Note: most administrators are used to using the --archive option with rsync, which implies a raft of other options, but the request to maintain owners, groups, and permissions doesn't always translate so well when NTFS and Linux filesystem concepts collide. Turning these options off makes the copy just about the data and not the metadata.
# mkdir /mnt/usb — mount the USB # mount /dev/sdc1 /mnt/usb # mkdir /mnt/usb/C-DRIVE # rsync --recursive --times --verbose \ --exclude="RECYCLER" \ --exclude="System Volume Information" \ --exclude="pagefile.sys" \ /mnt/ntfs/. /mnt/usb/C-DRIVE/.
Samba is the excellent CIFS/NETBIOS implementation for Linux, and the smbclient client is perfectly capable of migrating data across the network to a waiting share on a nearby server.
We'll encourage the reader to check with the many Samba resources on the internet to get the various authentication options right in the context of a recovery effort, using this as a guide:.
# cd /mnt/ntfs # smbclient credentials '//myserver/myshare prompt recurse mput *
This will take some time to run, and there doesn't appear to be a way to exclude things we don't care about (say, pagefile.sys), but it ought to be mostly unattended.
We have used this method only with a very small filesystem, and without the recursive option.
As noted, the Linux permissions system doesn't really understand the NTFS structure found on the drive, and something is inevitably lost in the translation when extracting data using these Linux tools.

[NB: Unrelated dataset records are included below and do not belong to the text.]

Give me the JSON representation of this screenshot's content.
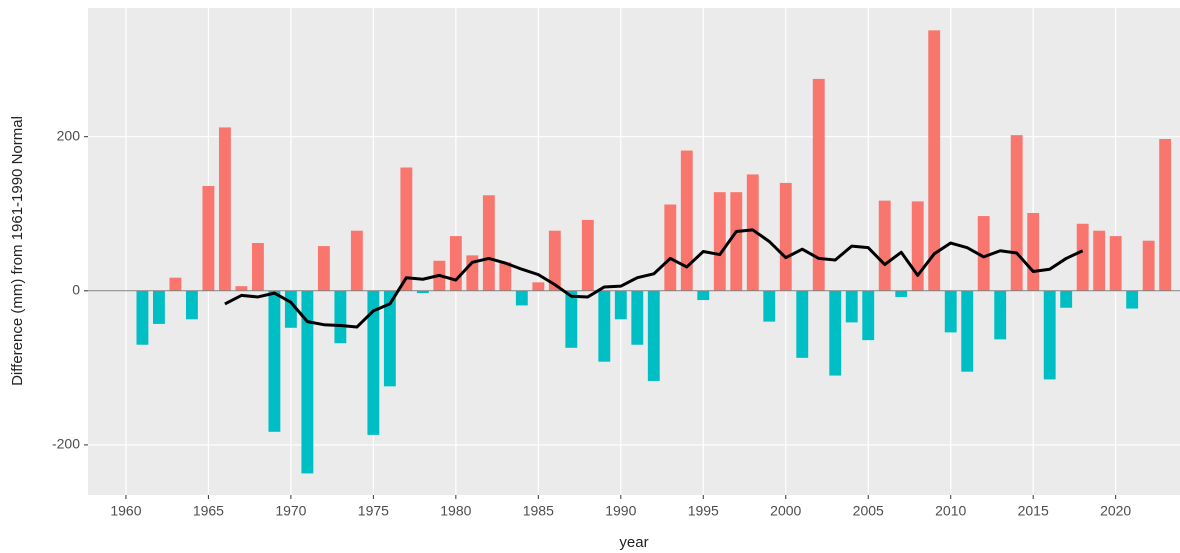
{
  "chart_data": {
    "type": "bar",
    "x_label": "year",
    "y_label": "Difference (mm) from 1961-1990 Normal",
    "xlim": [
      1957.7,
      2023.9
    ],
    "ylim": [
      -265,
      367
    ],
    "xticks": [
      1960,
      1965,
      1970,
      1975,
      1980,
      1985,
      1990,
      1995,
      2000,
      2005,
      2010,
      2015,
      2020
    ],
    "yticks": [
      -200,
      0,
      200
    ],
    "grid": true,
    "hline": 0,
    "positive_color": "#F8766D",
    "negative_color": "#00BFC4",
    "bars": {
      "x": [
        1961,
        1962,
        1963,
        1964,
        1965,
        1966,
        1967,
        1968,
        1969,
        1970,
        1971,
        1972,
        1973,
        1974,
        1975,
        1976,
        1977,
        1978,
        1979,
        1980,
        1981,
        1982,
        1983,
        1984,
        1985,
        1986,
        1987,
        1988,
        1989,
        1990,
        1991,
        1992,
        1993,
        1994,
        1995,
        1996,
        1997,
        1998,
        1999,
        2000,
        2001,
        2002,
        2003,
        2004,
        2005,
        2006,
        2007,
        2008,
        2009,
        2010,
        2011,
        2012,
        2013,
        2014,
        2015,
        2016,
        2017,
        2018,
        2019,
        2020,
        2021,
        2022,
        2023
      ],
      "values": [
        -70,
        -43,
        17,
        -37,
        136,
        212,
        6,
        62,
        -183,
        -48,
        -237,
        58,
        -68,
        78,
        -187,
        -124,
        160,
        -3,
        39,
        71,
        46,
        124,
        37,
        -19,
        11,
        78,
        -74,
        92,
        -92,
        -37,
        -70,
        -117,
        112,
        182,
        -12,
        128,
        128,
        151,
        -40,
        140,
        -87,
        275,
        -110,
        -41,
        -64,
        117,
        -8,
        116,
        338,
        -54,
        -105,
        97,
        -63,
        202,
        101,
        -115,
        -22,
        87,
        78,
        71,
        -23,
        65,
        197
      ]
    },
    "line": {
      "color": "#000000",
      "x": [
        1966,
        1967,
        1968,
        1969,
        1970,
        1971,
        1972,
        1973,
        1974,
        1975,
        1976,
        1977,
        1978,
        1979,
        1980,
        1981,
        1982,
        1983,
        1984,
        1985,
        1986,
        1987,
        1988,
        1989,
        1990,
        1991,
        1992,
        1993,
        1994,
        1995,
        1996,
        1997,
        1998,
        1999,
        2000,
        2001,
        2002,
        2003,
        2004,
        2005,
        2006,
        2007,
        2008,
        2009,
        2010,
        2011,
        2012,
        2013,
        2014,
        2015,
        2016,
        2017,
        2018
      ],
      "values": [
        -17,
        -6,
        -8,
        -3,
        -15,
        -40,
        -44,
        -45,
        -47,
        -26,
        -17,
        17,
        15,
        20,
        14,
        37,
        42,
        36,
        28,
        21,
        8,
        -7,
        -8,
        5,
        6,
        17,
        22,
        42,
        31,
        51,
        47,
        77,
        79,
        64,
        43,
        54,
        42,
        40,
        58,
        56,
        34,
        50,
        20,
        48,
        62,
        56,
        44,
        52,
        49,
        25,
        28,
        42,
        52
      ]
    }
  }
}
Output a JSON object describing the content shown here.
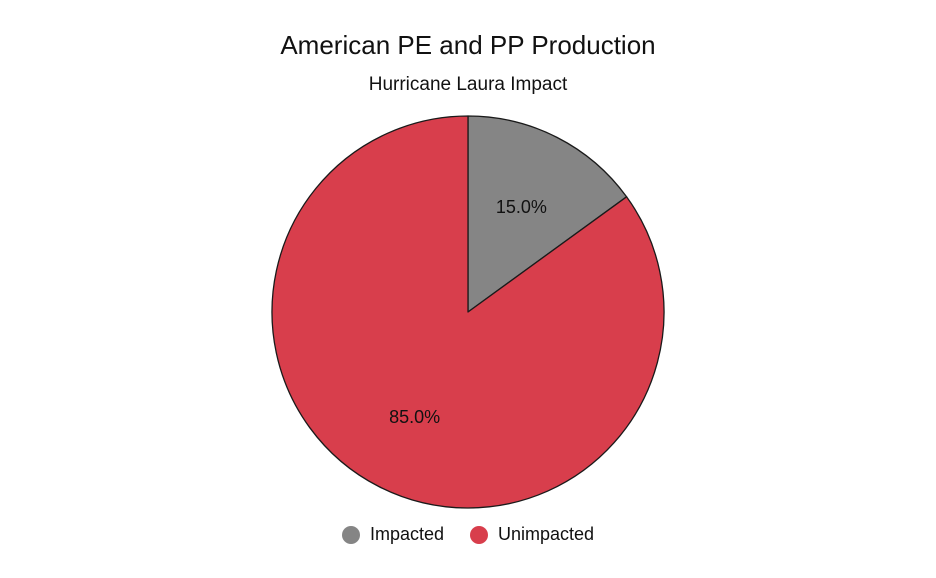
{
  "chart_data": {
    "type": "pie",
    "title": "American PE and PP Production",
    "subtitle": "Hurricane Laura Impact",
    "categories": [
      "Impacted",
      "Unimpacted"
    ],
    "values": [
      15.0,
      85.0
    ],
    "value_labels": [
      "15.0%",
      "85.0%"
    ],
    "colors": [
      "#858585",
      "#d83e4c"
    ],
    "start_angle": "12 o'clock",
    "direction": "clockwise",
    "legend_position": "bottom-center"
  }
}
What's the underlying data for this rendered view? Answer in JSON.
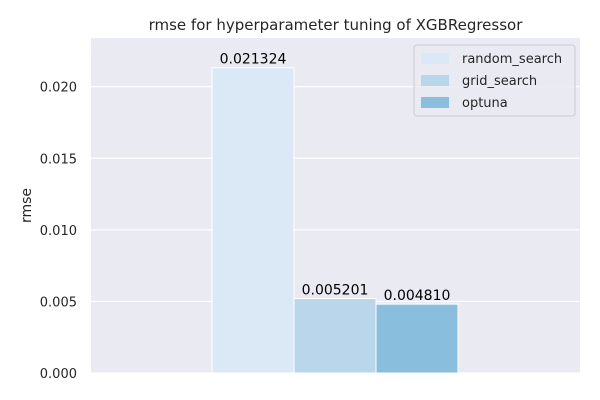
{
  "chart_data": {
    "type": "bar",
    "title": "rmse for hyperparameter tuning of XGBRegressor",
    "xlabel": "",
    "ylabel": "rmse",
    "ylim": [
      0,
      0.0234
    ],
    "yticks": [
      "0.000",
      "0.005",
      "0.010",
      "0.015",
      "0.020"
    ],
    "ytick_values": [
      0,
      0.005,
      0.01,
      0.015,
      0.02
    ],
    "grid": true,
    "legend_position": "top-right",
    "series": [
      {
        "name": "random_search",
        "value": 0.021324,
        "label": "0.021324",
        "color": "#dbe9f6"
      },
      {
        "name": "grid_search",
        "value": 0.005201,
        "label": "0.005201",
        "color": "#bad6eb"
      },
      {
        "name": "optuna",
        "value": 0.00481,
        "label": "0.004810",
        "color": "#89bedc"
      }
    ],
    "background_color": "#eaeaf2",
    "grid_color": "#ffffff"
  }
}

In many recovery scenarios, just getting back the data itself is plenty good, but in some others the metadata may be very important. In this case, intermediate by Linux is not likely to be successful.
Instead, one might perform a raw block copy (with dcfldd) from the source hard drive to the target USB's partition which transfers the NTFS filesystem without translation. Then, when the USB drive is moved elsewhere, the filesystem is seen exactly as found on the failed RAID mirror.
This may require a bit more work to match up partition sizes and the like, and though we've not tried it ourselves, believe it to be promising.
As we noted in the introduction, ours was one particular journey that managed to avoid several complicating factors which may well arise in other situations. During the process we noted some of these considerations and touch on them here, but they're meant more to be thinking points than providing specific direction.